H-Creativity is very rare and occurs in exceptional cases. What is most interesting in this case is P-Creativity. Or, as Elizabeth Sanders calls it in her book “Convivial Toolbox — Generative Research for the Front-End of Design”, Everyday Creativity. She defines four levels of creativity that everyday people seek.
“The most advanced level of creativity is creating. The motivation behind creating is to express oneself or to innovate. Truly creative efforts are fueled by passion and guided by a high level of experience. […] The path from doing to adapting to making and finally to creating develops in the individual over time and through experience. All people are capable of reaching the highest level of creativity, but they need the passion and the experience to do so.”
Are passion and experience enough for people to unleash their creative potential?
Let’s hold on to that question for a while and look at “Feedback”.
Giving feedback can be defined as sharing information to reinforce or change behaviour. Feedback is used to praise someone or to help someone improve his performance. It can be based on strengths or/and weaknesses.

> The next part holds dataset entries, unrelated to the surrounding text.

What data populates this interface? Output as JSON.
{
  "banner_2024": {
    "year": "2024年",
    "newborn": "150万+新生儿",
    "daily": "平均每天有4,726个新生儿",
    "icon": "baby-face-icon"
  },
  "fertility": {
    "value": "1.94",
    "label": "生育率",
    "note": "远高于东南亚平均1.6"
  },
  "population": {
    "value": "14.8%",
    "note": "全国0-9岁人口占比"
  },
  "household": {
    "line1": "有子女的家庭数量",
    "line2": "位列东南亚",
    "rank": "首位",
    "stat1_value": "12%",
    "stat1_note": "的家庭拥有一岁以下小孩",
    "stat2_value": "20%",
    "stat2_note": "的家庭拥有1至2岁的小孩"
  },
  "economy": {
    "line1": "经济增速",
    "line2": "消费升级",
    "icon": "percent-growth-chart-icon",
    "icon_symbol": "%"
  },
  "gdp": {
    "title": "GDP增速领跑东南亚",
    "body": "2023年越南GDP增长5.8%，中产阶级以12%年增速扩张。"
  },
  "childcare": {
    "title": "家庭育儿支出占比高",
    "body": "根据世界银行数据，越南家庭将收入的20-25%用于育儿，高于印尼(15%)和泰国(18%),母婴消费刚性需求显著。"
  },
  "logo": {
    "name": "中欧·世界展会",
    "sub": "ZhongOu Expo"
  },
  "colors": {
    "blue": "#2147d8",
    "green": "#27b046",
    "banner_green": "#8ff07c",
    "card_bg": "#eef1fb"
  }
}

Feedback is a powerful tool. It has the power to motivate or demotivate, to cause joy or sadness, to cause conflict or improve collaboration. Giving good feedback to our peers is very important to cultivate a culture where people feel safe doing their best at work and not afraid of sharing their thoughts and ideas.
When I read Creativity, Inc. by Ed Catmull, it was great seeing that in a company like Pixar, everyone was seen as creative and had the space to be creative. It was all about setting the right environment for good ideas to happen and flourish. For this to happen, one thing was crucial — candor. Candor is the quality of speaking honestly and openly about things. Here is one excerpt from the book:
“Candor is the key to collaborating effectively. Lack of candor leads to dysfunctional environments. So how can a manager ensure that his or her working group, department, or company embraces candour? By putting mechanisms in place that explicitly say it is valuable. One of Pixar’s key mechanisms is the Braintrust, which we rely on to push us toward excellence and to root out mediocrity. It is our primary delivery system for straight talk. The Braintrust meets every few months or so to assess each movie we’re making. Its premise is simple: Put smart, passionate people in a room together, charge them with identifying and solving problems, and encourage them to be candid. The Braintrust is not foolproof, but when we get it right, the results are phenomenal.”
Kim Scott took this idea of candor even further and developed a simple framework that she calls “Radical Candor”. You have “caring personally” (showing that you genuinely care about the person) on the vertical axis. On the horizontal axis, you have “challenging directly” (having no problem pissing people off). Radical Candor lies on the upper right corner as a combination of caring about the person and willingness to challenge that person directly.
As Kim Scott puts it,
“Radical candor is humble, it’s helpful, it’s immediate, it’s in-person — in private if it’s criticism and in public if it’s praise — and it doesn’t personalize.”
Good feedback is crucial for unleashing creativity.
It may seem obvious that good feedback and creativity go hand in hand. Good feedback might be the make it or break for someone to unleash his creative potential, independently of his passion and experience. But, as can be seen from Ed Catmull’s excerpt, that can be hard to achieve, and even if achieved, it might not always work.
Good feedback takes a lot of work, but it can bring enormous compensations when done correctly. I’m no expert on the subject, but I will leave you here some tips that have helped me in the past:
- Prepare in advance and be clear about what to achieve.
- Don’t make personal judgments and have an open mind. Be candid.
- Make it a norm to give and receive feedback. It’s everyone’s responsibility.
Reminding this quote from Elizabeth Sanders:
“All people are capable of reaching the highest level of creativity, but they need the passion and the experience to do so.”
I would add that they also need the right context/environment that fosters creativity to happen. We can achieve that kind of context through good feedback that challenges people to go further.